Not that she's singling out iTunes, though:
It will allow any retailer to sell our music to the owner of an iPod for example, not just iTunes, at the same time it will allow iTunes to sell music for people to buy for use on any number of different digital music devices and in fact mobile phones.
This quote might be the most interesting to me:
When we offered DRM free in an standard format next to a DRM free but with a higher bitrateand priced a little higher consumers on a ten to one basis went for the premium product.
I'm totally in the majority on that count, but I'll be interested to see how it holds up. On the one hand, the MP3/MP4 format is a testament to how little sound quality matters when compared to convenience. (CDs are too, for that matter.) But when higher quality is every bit as convenient? Maybe.
Also worth remembering: that the average number of tracks that iPod owners buy through iTunes is 20. Twenty. But let's put it this way. Say every iPod is responsible for just a single download of higher quality, non-DRM music that they wouldn't have bought anyway. So 100 million times $1.29 equals....where's my pencil?....$129 million dollars. I'll take it.
She also notes, as Steve did, that nearly all music currently sold has no DRM. Even if every downloaded track had no DRM, it would account for far less than 10% of overall music sales. Which begs the question, what was the fuss in the first place? Anyhoo.....
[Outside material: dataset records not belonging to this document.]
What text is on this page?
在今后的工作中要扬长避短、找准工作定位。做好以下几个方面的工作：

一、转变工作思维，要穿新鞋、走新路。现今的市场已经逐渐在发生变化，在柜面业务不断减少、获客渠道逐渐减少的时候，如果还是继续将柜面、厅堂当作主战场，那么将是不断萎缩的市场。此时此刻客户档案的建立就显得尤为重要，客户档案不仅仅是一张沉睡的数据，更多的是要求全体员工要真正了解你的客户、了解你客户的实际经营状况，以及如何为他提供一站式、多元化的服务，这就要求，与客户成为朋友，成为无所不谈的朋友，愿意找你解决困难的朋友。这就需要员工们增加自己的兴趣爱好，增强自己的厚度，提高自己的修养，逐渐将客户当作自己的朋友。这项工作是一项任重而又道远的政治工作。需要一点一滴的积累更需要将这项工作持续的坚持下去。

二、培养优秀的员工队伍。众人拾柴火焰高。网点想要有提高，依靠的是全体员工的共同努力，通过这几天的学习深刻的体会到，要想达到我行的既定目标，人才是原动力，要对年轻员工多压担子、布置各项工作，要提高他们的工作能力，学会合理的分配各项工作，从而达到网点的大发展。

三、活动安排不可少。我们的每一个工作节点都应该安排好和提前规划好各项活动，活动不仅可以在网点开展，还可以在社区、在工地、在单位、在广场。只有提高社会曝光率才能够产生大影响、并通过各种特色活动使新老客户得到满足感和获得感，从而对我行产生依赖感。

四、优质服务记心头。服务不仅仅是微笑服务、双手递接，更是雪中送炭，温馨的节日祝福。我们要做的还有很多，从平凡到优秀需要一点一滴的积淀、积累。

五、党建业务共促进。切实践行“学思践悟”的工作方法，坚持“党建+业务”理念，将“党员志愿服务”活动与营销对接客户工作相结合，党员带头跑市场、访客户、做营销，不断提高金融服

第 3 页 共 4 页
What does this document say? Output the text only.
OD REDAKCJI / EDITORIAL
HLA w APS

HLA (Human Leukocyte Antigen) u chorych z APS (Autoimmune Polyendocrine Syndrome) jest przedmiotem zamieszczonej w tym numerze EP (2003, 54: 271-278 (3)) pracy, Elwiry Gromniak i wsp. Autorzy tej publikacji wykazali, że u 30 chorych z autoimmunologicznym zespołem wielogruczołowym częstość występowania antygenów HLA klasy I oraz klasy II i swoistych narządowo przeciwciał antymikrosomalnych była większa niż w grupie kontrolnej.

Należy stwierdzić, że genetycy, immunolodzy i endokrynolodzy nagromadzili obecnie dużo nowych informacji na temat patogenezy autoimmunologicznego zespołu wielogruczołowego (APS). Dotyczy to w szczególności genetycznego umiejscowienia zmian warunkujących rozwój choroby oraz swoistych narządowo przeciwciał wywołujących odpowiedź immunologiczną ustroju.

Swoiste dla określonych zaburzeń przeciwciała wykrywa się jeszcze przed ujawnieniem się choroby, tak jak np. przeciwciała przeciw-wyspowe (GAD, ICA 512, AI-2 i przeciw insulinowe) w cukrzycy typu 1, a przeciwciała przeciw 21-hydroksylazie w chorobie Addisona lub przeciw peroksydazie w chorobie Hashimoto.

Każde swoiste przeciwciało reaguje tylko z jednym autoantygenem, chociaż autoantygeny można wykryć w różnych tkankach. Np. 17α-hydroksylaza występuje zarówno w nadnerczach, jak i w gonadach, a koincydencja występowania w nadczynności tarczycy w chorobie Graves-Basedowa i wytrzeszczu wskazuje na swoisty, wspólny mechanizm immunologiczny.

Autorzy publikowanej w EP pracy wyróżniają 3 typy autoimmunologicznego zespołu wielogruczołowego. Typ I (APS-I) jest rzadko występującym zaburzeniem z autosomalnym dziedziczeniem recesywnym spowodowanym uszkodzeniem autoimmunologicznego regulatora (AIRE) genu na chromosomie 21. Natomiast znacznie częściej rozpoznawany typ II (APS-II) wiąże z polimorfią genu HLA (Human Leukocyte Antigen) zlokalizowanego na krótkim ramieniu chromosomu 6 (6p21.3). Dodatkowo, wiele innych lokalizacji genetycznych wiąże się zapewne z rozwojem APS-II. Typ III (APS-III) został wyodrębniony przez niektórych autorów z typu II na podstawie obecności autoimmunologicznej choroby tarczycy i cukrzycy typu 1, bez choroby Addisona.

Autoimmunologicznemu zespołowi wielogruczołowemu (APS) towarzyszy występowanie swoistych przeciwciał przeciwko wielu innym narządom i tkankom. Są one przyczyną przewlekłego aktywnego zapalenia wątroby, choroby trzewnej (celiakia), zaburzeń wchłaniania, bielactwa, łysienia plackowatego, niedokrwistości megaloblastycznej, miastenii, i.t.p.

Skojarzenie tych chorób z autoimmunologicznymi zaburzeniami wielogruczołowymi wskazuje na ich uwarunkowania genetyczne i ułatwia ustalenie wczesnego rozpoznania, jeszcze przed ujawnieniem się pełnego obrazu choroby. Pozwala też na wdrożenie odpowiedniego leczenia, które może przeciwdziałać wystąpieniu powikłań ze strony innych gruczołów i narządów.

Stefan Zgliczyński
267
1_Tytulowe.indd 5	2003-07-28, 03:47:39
Two last updates, one new and one old. The new one first. Steve says no dice on the subscription model for iTunes. ""Never say never, but customers don't seem to be interested in it," he says, "People want to own their music." Hard to argue.
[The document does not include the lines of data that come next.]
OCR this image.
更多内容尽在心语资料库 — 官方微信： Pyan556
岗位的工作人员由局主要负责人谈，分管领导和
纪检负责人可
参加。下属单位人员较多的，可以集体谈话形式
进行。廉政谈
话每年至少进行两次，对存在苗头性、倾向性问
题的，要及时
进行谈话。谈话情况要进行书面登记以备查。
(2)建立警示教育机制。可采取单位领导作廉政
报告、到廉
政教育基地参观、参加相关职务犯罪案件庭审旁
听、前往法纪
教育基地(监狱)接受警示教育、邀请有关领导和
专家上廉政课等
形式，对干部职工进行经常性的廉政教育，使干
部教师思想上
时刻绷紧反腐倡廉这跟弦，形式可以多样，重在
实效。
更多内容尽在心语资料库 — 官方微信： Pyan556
On the other hand (I'm saying that a lot, aren't I?), I watch whatever it is, 20 or 30 hours a week watching subscription TV (okay, closer to 40 once you throw in Red Sox games), and maybe 2-4 hours a month watching DVDs I own. So all the hoop-de-doo about subscriptions being the wrong model is nonsense to me. Subscription models have been proven again and again. We just don't have the right model of the right model yet.
Wait! The whole XM thing is the perfect evidence that subscription models for music do work well enough for a sizable and fast-growing audience. And radio's ratings are up while TV's are down. So there. You don't have to either own music or steal it to listen to it.
Now here's the old "update." Folks as old as me will remember when Real Audio was the coolest thing ever. Cooler than QuickTime, by a long, long shot. (Not that QuickTime could stream then. Could it?) Rob Glaser seemed like a stud because, when Apple was adrift and a non-player, he left Microsoft with the express purpose of kicking MS's ass...which for streaming media, he totally did...uhm, until...well, I'm not sure when. But sometime around when they became RealNetworks, Real became (or was revealed as?) the lowest quality, most invasive annoyance on the net. Am I wrong about this?
Anyway, here's Rob at the end of 2005 saying that the iPod's reign is going to fade "closer to 2 years than 10" (although he makes an interesting analogy with Apple's computer market share sliding from 40% to less than 4% at the time of the interview), the reason the subscription model isn't getting traction is that most people steal their music (what?), and using Lynyrd Skynyrd as an example of why Real's Rhapsody music subscription service is the coolest. I was going to say it's hilarious and provocative in equal measure....but it's more like 75% hilarious, 10% provocative, and 10% "huh?" and 5% sad for anyone who remembers when Real was cool. But you'll dig the interview. Maybe a lesson to never say anything about anything about the future in print, even online, because you'll almost certainly look like an idiot later.
Speaking of which, where's my dang rocket car? Didn't somebody say we'd have rocket cars by now?